Interpreting map-based E/B spectral properties of CMB foregrounds

Abstract

Map-space E/B decompositions of linear polarization are attractive for foreground and CMB analyses because they isolate the B-family patterns that contaminate primordial tensor searches from E-family patterns that trace coherent Galactic structures. However, the E/B transform is non-fully-local and induces apparent spectral complexity in projected fields even when the underlying sky is spectrally simple in P=Q+iU. We quantify this effect for synchrotron emission.
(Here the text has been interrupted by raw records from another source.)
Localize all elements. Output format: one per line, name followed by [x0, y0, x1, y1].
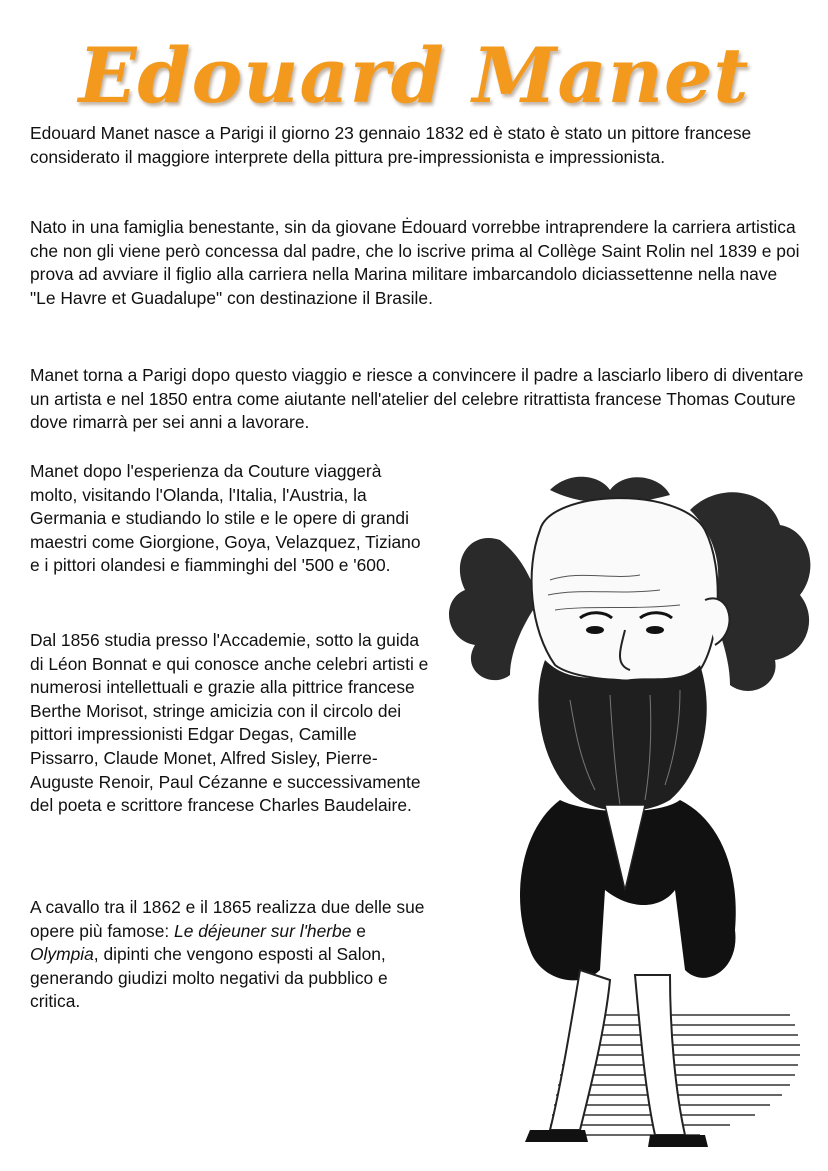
paragraph-birth: Edouard Manet nasce a Parigi il giorno 23 gennaio 1832 ed è stato è stato un pittore francese considerato il maggiore interprete della pittura pre-impressionista e impressionista. — [30, 123, 752, 167]
work-title-dejeuner: Le déjeuner sur l'herbe — [174, 920, 352, 941]
paragraph-youth: Nato in una famiglia benestante, sin da giovane Ėdouard vorrebbe intraprendere la carriera artistica che non gli viene però concessa dal padre, che lo iscrive prima al Collège Saint Rolin nel 1839 e poi prova ad avviare il figlio alla carriera nella Marina militare imbarcandolo diciassettenne nella nave "Le Havre et Guadalupe" con destinazione il Brasile. — [30, 217, 800, 308]
head — [532, 498, 718, 681]
famous-works-text-3: , dipinti che vengono esposti al Salon, generando giudizi molto negativi da pubblico e critica. — [30, 944, 388, 1012]
paragraph-couture: Manet torna a Parigi dopo questo viaggio e riesce a convincere il padre a lasciarlo libero di diventare un artista e nel 1850 entra come aiutante nell'atelier del celebre ritrattista francese Thomas Couture dove rimarrà per sei anni a lavorare. — [30, 365, 804, 433]
work-title-olympia: Olympia — [30, 944, 94, 965]
beard — [538, 660, 706, 811]
page-title: Edouard Manet — [78, 31, 750, 120]
famous-works-text-1: A cavallo tra il 1862 e il 1865 realizza due delle sue opere più famose: — [30, 897, 425, 941]
paragraph-famous-works — [30, 896, 430, 1014]
famous-works-text-2: e — [351, 920, 366, 941]
paragraph-travels: Manet dopo l'esperienza da Couture viaggerà molto, visitando l'Olanda, l'Italia, l'Austria, la Germania e studiando lo stile e le opere di grandi maestri come Giorgione, Goya, Velazquez, Tiziano e i pittori olandesi e fiamminghi del '500 e '600. — [30, 461, 421, 576]
legs — [550, 970, 685, 1135]
paragraph-academy: Dal 1856 studia presso l'Accademie, sotto la guida di Léon Bonnat e qui conosce anche celebri artisti e numerosi intellettuali e grazie alla pittrice francese Berthe Morisot, stringe amicizia con il circolo dei pittori impressionisti Edgar Degas, Camille Pissarro, Claude Monet, Alfred Sisley, Pierre-Auguste Renoir, Paul Cézanne e successivamente del poeta e scrittore francese Charles Baudelaire. — [30, 630, 429, 816]
caricature-portrait — [430, 470, 820, 1160]
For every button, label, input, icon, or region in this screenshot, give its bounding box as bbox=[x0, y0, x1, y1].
We introduce a complex-parameter description of the frequency dependence of P, its spin-preserving projections PE and PB, and the scalar S=E+iB, using complex log--Taylor and moment expansions (with simple transformation rules under E/B projection) and linking their coefficients to spectral-index variations, line-of-sight mixing, synchrotron ageing, and Faraday effects. Using a toy model and a PySM template, we find that scalar combinations, especially |E| and |B|, acquire the largest induced complexity, while S is less affected but lacks a directly interpretable amplitude and angle. By contrast, PE and PB retain a clear geometric meaning and exhibit only moderate spectral distortions, while satisfying the closure relation P=PE+PB (which extends to all spectral orders in the moment formalism). Finally, with three frequency channels, we compare low-order spectral truncations and propose diagnostics to test whether the data favour a single power law in P or independent power laws in (PE,PB). This work is intended to be of practical relevance for both Galactic science and CMB B-mode analyses and lays the conceptual foundation for a series of papers applying the framework to observational data.